The Wolf of Wall Street

Director: Martin Scorsese
Year Released: 2013
Rating: 3.5

Frenetically ambitious broker Jordan Belfort (Leonardo DiCaprio) learns a bit about the business, loses his job and eventually realizes he has to start from the bottom, selling penny stocks and starting his company in a garage with the assistance of toothy Donnie (Jonah Hill) and guys better suited to peddling weed. The arc is familiar - nothing-to-something then something-to-nothing, with addiction to narcotics and promiscuous behavior and marital problems along with way - and the way Scorsese (along with screenwriter Terence Winter) treats Belfort's 'reign' is as if it were an immoral circus.

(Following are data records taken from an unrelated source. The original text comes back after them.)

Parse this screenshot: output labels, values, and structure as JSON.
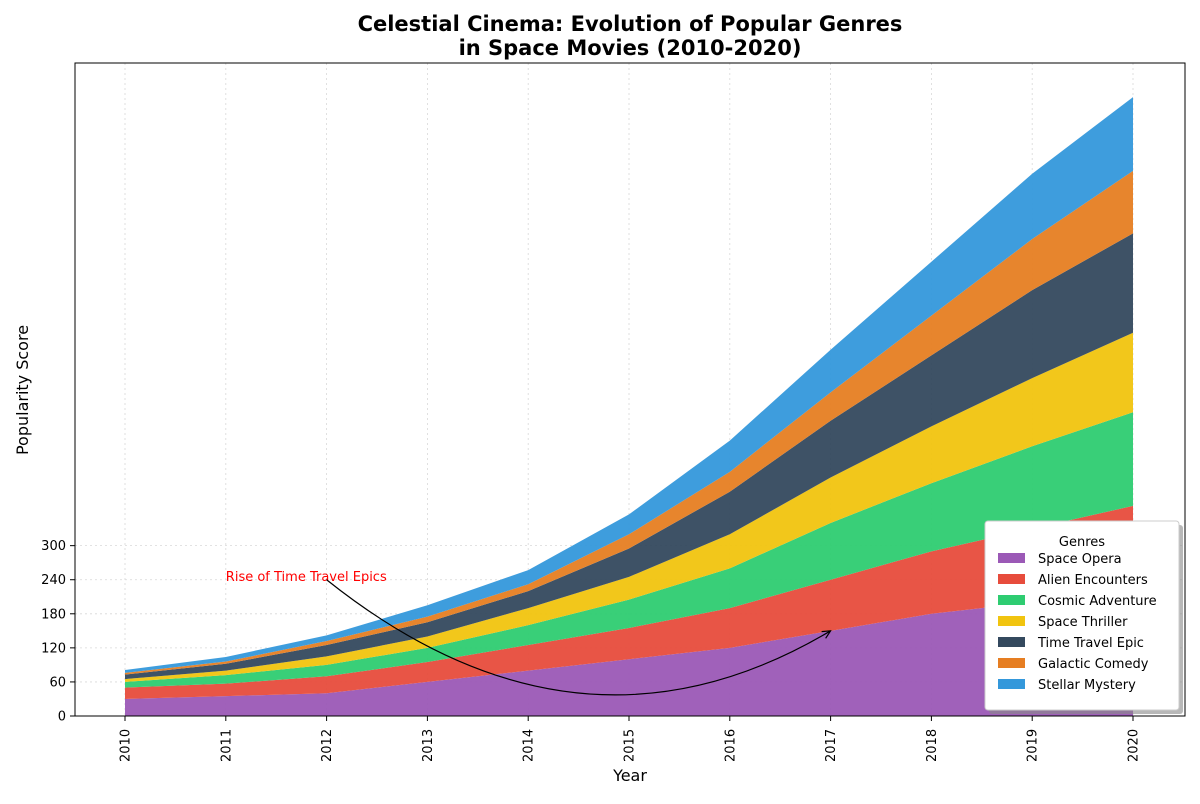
{
  "chart_data": {
    "type": "area",
    "stacked": true,
    "title_line1": "Celestial Cinema: Evolution of Popular Genres",
    "title_line2": "in Space Movies (2010-2020)",
    "xlabel": "Year",
    "ylabel": "Popularity Score",
    "x": [
      "2010",
      "2011",
      "2012",
      "2013",
      "2014",
      "2015",
      "2016",
      "2017",
      "2018",
      "2019",
      "2020"
    ],
    "yticks": [
      0,
      60,
      120,
      180,
      240,
      300
    ],
    "ylim": [
      0,
      1150
    ],
    "grid": true,
    "legend_title": "Genres",
    "legend_position": "lower-right",
    "series": [
      {
        "name": "Space Opera",
        "color": "#9b59b6",
        "values": [
          30,
          35,
          40,
          60,
          80,
          100,
          120,
          150,
          180,
          200,
          220
        ]
      },
      {
        "name": "Alien Encounters",
        "color": "#e74c3c",
        "values": [
          20,
          22,
          30,
          35,
          45,
          55,
          70,
          90,
          110,
          130,
          150
        ]
      },
      {
        "name": "Cosmic Adventure",
        "color": "#2ecc71",
        "values": [
          10,
          15,
          20,
          25,
          35,
          50,
          70,
          100,
          120,
          145,
          165
        ]
      },
      {
        "name": "Space Thriller",
        "color": "#f1c40f",
        "values": [
          5,
          8,
          15,
          20,
          30,
          40,
          60,
          80,
          100,
          120,
          140
        ]
      },
      {
        "name": "Time Travel Epic",
        "color": "#34495e",
        "values": [
          8,
          12,
          20,
          25,
          30,
          50,
          75,
          100,
          125,
          155,
          175
        ]
      },
      {
        "name": "Galactic Comedy",
        "color": "#e67e22",
        "values": [
          3,
          4,
          7,
          10,
          12,
          25,
          35,
          50,
          70,
          90,
          110
        ]
      },
      {
        "name": "Stellar Mystery",
        "color": "#3498db",
        "values": [
          5,
          8,
          10,
          20,
          25,
          35,
          55,
          75,
          95,
          115,
          130
        ]
      }
    ],
    "annotation": {
      "text": "Rise of Time Travel Epics",
      "color": "#ff0000",
      "text_at": {
        "x": "2011",
        "y": 248
      },
      "arrow_from": {
        "x": "2012",
        "y": 240
      },
      "arrow_to": {
        "x": "2017",
        "y": 150
      }
    }
  }
}
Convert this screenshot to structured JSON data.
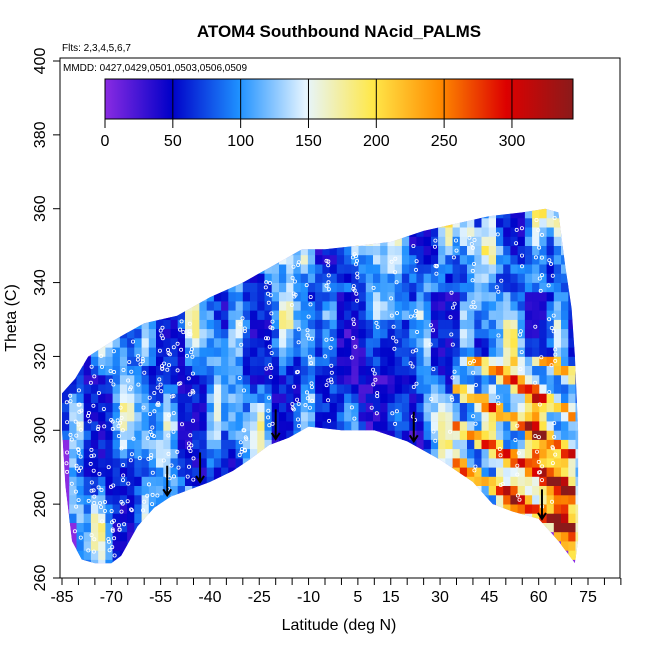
{
  "chart_data": {
    "type": "heatmap",
    "title": "ATOM4 Southbound NAcid_PALMS",
    "annotation_flights": "Flts: 2,3,4,5,6,7",
    "annotation_dates": "MMDD: 0427,0429,0501,0503,0506,0509",
    "xlabel": "Latitude (deg N)",
    "ylabel": "Theta (C)",
    "xlim": [
      -88,
      88
    ],
    "ylim": [
      260,
      402
    ],
    "x_ticks": [
      -85,
      -70,
      -55,
      -40,
      -25,
      -10,
      5,
      15,
      30,
      45,
      60,
      75
    ],
    "x_tick_labels": [
      "-85",
      "-70",
      "-55",
      "-40",
      "-25",
      "-10",
      "5",
      "15",
      "30",
      "45",
      "60",
      "75"
    ],
    "y_ticks": [
      260,
      280,
      300,
      320,
      340,
      360,
      380,
      400
    ],
    "y_tick_labels": [
      "260",
      "280",
      "300",
      "320",
      "340",
      "360",
      "380",
      "400"
    ],
    "colorbar": {
      "min": 0,
      "max": 345,
      "ticks": [
        0,
        50,
        100,
        150,
        200,
        250,
        300
      ],
      "tick_labels": [
        "0",
        "50",
        "100",
        "150",
        "200",
        "250",
        "300"
      ],
      "colors": [
        "#8a2be2",
        "#0000c8",
        "#1e90ff",
        "#e6f5ff",
        "#ffe84a",
        "#ff8c00",
        "#dd0000",
        "#8b1a1a"
      ],
      "legend_position": "top"
    },
    "upper_boundary": [
      [
        -85,
        310
      ],
      [
        -81,
        314
      ],
      [
        -77,
        320
      ],
      [
        -70,
        324
      ],
      [
        -60,
        329
      ],
      [
        -50,
        331
      ],
      [
        -40,
        336
      ],
      [
        -30,
        340
      ],
      [
        -20,
        345
      ],
      [
        -12,
        349
      ],
      [
        -5,
        349
      ],
      [
        5,
        350
      ],
      [
        15,
        351
      ],
      [
        25,
        354
      ],
      [
        35,
        356
      ],
      [
        45,
        358
      ],
      [
        55,
        359
      ],
      [
        62,
        360
      ],
      [
        66,
        359
      ],
      [
        68,
        345
      ],
      [
        70,
        333
      ],
      [
        71,
        320
      ],
      [
        72,
        300
      ],
      [
        72,
        285
      ],
      [
        72,
        270
      ],
      [
        71,
        264
      ]
    ],
    "lower_boundary": [
      [
        -85,
        300
      ],
      [
        -84,
        285
      ],
      [
        -82,
        270
      ],
      [
        -79,
        265
      ],
      [
        -75,
        264
      ],
      [
        -70,
        264
      ],
      [
        -67,
        266
      ],
      [
        -62,
        274
      ],
      [
        -57,
        279
      ],
      [
        -52,
        282
      ],
      [
        -46,
        284
      ],
      [
        -40,
        286
      ],
      [
        -33,
        289
      ],
      [
        -28,
        292
      ],
      [
        -22,
        296
      ],
      [
        -16,
        298
      ],
      [
        -10,
        301
      ],
      [
        0,
        300
      ],
      [
        10,
        300
      ],
      [
        20,
        297
      ],
      [
        30,
        292
      ],
      [
        40,
        286
      ],
      [
        46,
        280
      ],
      [
        52,
        278
      ],
      [
        60,
        276
      ],
      [
        66,
        270
      ],
      [
        71,
        264
      ]
    ],
    "arrows_at_latitude": [
      -53,
      -43,
      -20,
      22,
      61
    ]
  }
}
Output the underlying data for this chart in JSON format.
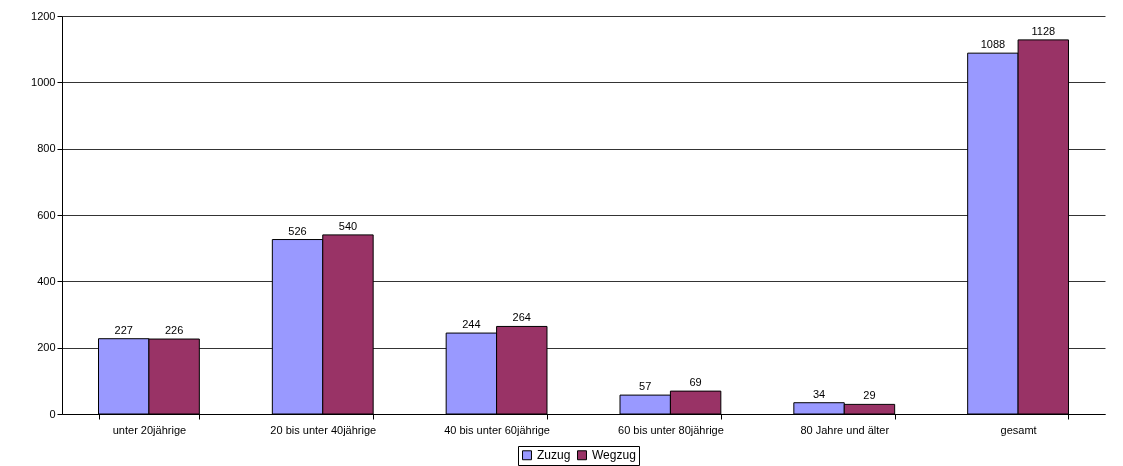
{
  "chart_data": {
    "type": "bar",
    "categories": [
      "unter 20jährige",
      "20 bis unter 40jährige",
      "40 bis unter 60jährige",
      "60 bis unter 80jährige",
      "80 Jahre und älter",
      "gesamt"
    ],
    "series": [
      {
        "name": "Zuzug",
        "color": "#9999ff",
        "values": [
          227,
          526,
          244,
          57,
          34,
          1088
        ]
      },
      {
        "name": "Wegzug",
        "color": "#993366",
        "values": [
          226,
          540,
          264,
          69,
          29,
          1128
        ]
      }
    ],
    "ylim": [
      0,
      1200
    ],
    "yticks": [
      0,
      200,
      400,
      600,
      800,
      1000,
      1200
    ],
    "grid": "y",
    "legend": "bottom",
    "data_labels": true
  }
}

I'm not positive it works as a satire of '80's excess but it is admittedly amusing as "pure entertainment" (with an accomplished filmmaker telling the tale) - the scene where Belfort crawls around after taking too many Quaaludes is more funny than cautionary, for example, and throwing midgets and shaving women's heads and dancing on table tops is common buffoonery in most college fraternities (that's it, precisely: Belfort turns Wall St. into a frat-inspired parody of itself). Women throughout are regarded purely as objects (aside from one of Belfort's loyal employees), but that shouldn't come as much of a surprise since, to Belfort, the world is a hedonistic playground to acquire riches and bitches well after the point one should reasonably curb one's appetites (for money, for cocaine, for frivolous luxury items). The chemistry between Hill and DiCaprio is strong, with Hill making a niche for himself as the Ultimate Best Buddy (as he was with Brad Pitt in Moneyball).